Infine, e sempre a proposito di pensiero forte, la ricollocazione geopolitica del paese, l’inizio di una politica socialista, la ricostruzione di una sovranità nazionale sono percorsi talmente ardui e (per noi) inediti, da poter essere affrontati solo sulla base di una vasta e profonda unità popolare e quindi sulla ricucitura dei rapporti, lacerati da tempo, tra frazioni qualificate e frazioni dequalificate del lavoro, tra lavoratori garantiti e no, tra lavoro dipendente e parti assai consistenti del lavoro autonomo. Anche su questo punto penso che la sinistra del PD non abbia posizioni molto più chiare di quelle della sinistra radicale, e continui anch’essa a presentarsi come espressione politica delle frazioni qualificate e garantite del lavoro dipendente e quindi a produrre proposte occupazionali, fiscali e di welfare destinate a confinare tutto il restante mondo del lavoro nell’astensione o nel consenso alla destra.

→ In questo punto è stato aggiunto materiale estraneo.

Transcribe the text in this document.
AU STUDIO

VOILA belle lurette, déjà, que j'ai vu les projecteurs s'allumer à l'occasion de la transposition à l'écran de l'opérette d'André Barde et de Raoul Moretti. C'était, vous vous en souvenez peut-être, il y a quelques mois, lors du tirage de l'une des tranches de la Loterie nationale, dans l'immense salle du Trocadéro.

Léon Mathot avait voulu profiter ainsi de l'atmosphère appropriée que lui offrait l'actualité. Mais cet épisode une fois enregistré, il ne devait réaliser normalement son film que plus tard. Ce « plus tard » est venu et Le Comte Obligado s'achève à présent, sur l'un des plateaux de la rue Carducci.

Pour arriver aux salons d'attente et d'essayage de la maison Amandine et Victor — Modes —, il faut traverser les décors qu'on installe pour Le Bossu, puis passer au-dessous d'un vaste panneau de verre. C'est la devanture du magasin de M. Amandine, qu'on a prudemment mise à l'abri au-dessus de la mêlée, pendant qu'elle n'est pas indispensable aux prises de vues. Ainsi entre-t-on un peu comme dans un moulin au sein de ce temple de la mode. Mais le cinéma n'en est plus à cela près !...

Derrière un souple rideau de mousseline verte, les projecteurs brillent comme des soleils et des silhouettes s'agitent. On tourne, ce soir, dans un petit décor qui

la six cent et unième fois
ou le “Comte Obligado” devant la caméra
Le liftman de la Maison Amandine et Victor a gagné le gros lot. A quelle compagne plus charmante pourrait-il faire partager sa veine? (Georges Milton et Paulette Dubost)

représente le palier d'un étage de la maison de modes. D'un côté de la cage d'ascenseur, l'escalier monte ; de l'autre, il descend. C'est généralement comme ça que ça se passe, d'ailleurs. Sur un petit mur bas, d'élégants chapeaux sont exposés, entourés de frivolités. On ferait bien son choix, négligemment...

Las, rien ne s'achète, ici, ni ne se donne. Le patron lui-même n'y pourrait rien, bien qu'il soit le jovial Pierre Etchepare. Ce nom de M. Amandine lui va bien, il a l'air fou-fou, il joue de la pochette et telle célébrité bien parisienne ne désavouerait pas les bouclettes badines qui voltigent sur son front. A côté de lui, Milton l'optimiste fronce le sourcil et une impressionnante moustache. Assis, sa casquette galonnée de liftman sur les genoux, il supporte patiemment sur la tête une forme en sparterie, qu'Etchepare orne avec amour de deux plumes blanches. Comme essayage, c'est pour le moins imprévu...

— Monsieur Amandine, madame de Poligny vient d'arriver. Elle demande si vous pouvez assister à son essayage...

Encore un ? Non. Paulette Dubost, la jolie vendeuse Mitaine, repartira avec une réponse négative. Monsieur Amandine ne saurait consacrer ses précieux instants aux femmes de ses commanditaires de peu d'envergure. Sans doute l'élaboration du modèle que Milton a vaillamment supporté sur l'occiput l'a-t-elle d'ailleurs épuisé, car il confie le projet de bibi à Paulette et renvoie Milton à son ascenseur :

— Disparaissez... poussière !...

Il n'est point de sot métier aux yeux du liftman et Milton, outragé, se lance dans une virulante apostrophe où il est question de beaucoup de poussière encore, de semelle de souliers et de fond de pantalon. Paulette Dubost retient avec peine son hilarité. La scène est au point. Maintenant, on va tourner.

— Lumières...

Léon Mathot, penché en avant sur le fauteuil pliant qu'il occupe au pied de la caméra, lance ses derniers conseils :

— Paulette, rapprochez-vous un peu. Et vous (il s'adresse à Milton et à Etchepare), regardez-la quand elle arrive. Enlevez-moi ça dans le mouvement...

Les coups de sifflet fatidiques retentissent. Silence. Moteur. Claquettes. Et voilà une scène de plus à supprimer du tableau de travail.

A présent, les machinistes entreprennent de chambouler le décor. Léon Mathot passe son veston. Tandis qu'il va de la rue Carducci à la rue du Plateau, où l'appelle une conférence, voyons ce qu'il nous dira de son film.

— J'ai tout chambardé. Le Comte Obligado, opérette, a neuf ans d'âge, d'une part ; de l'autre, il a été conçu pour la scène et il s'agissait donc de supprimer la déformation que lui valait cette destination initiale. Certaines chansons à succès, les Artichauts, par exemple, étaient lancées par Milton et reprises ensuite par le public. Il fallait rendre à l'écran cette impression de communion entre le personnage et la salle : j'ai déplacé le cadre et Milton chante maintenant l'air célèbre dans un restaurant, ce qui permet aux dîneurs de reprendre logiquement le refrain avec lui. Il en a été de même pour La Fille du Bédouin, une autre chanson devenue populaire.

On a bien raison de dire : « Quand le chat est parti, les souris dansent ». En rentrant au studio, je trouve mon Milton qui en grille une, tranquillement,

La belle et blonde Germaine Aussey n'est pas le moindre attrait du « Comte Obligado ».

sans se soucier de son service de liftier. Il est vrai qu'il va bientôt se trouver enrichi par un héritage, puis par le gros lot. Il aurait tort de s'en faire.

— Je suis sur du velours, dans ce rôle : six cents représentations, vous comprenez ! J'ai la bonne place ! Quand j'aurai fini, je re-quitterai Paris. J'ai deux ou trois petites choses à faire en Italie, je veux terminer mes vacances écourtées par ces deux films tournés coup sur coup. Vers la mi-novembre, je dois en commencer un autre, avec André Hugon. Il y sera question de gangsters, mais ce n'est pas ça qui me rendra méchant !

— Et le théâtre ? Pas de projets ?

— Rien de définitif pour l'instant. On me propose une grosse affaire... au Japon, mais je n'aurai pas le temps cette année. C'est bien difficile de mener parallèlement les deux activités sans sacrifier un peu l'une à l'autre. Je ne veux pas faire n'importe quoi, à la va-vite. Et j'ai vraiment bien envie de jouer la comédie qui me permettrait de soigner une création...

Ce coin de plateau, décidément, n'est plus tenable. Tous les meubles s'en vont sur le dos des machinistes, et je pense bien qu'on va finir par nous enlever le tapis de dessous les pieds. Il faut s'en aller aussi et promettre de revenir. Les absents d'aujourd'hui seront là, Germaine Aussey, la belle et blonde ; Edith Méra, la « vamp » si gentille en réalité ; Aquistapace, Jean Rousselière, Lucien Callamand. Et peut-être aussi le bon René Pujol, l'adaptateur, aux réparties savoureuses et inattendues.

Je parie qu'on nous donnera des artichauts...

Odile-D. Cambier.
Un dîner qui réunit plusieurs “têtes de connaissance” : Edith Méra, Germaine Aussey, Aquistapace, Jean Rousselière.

Sì, quello di cui abbiamo bisogno è davvero un pensiero forte, capace di guidarci nello scontro internazionale, nella lotta di classe interna, nella costruzione di una nuova egemonia: un pensiero che però, al momento, non alberga in nessuna delle forze politiche della sinistra, e sembra destinato ad attendere, per svilupparsi, una nuova leva di militanti politici e sociali estranea alle esperienze che hanno formato (e deformato) gli attuali gruppi dirigenti. Ma non mettiamo limiti alla provvidenza: è possibile che la forza delle cose e la coerenza di cui qualcuno è ancora capace facciano sì che la rottura dell’euro sia il primo passo di un cammino più impegnativo e coraggioso. Ma bisogna far presto: ci abbiamo messo anni ed anni a capire che l’adesione piatta alla globalizzazione, e quindi all’euro, è stata un errore: non possiamo permetterci di impiegare lo stesso tempo a capire che l’errore più grande è stato l’adesione al capitalismo e il credere che il socialismo sia un relitto della storia.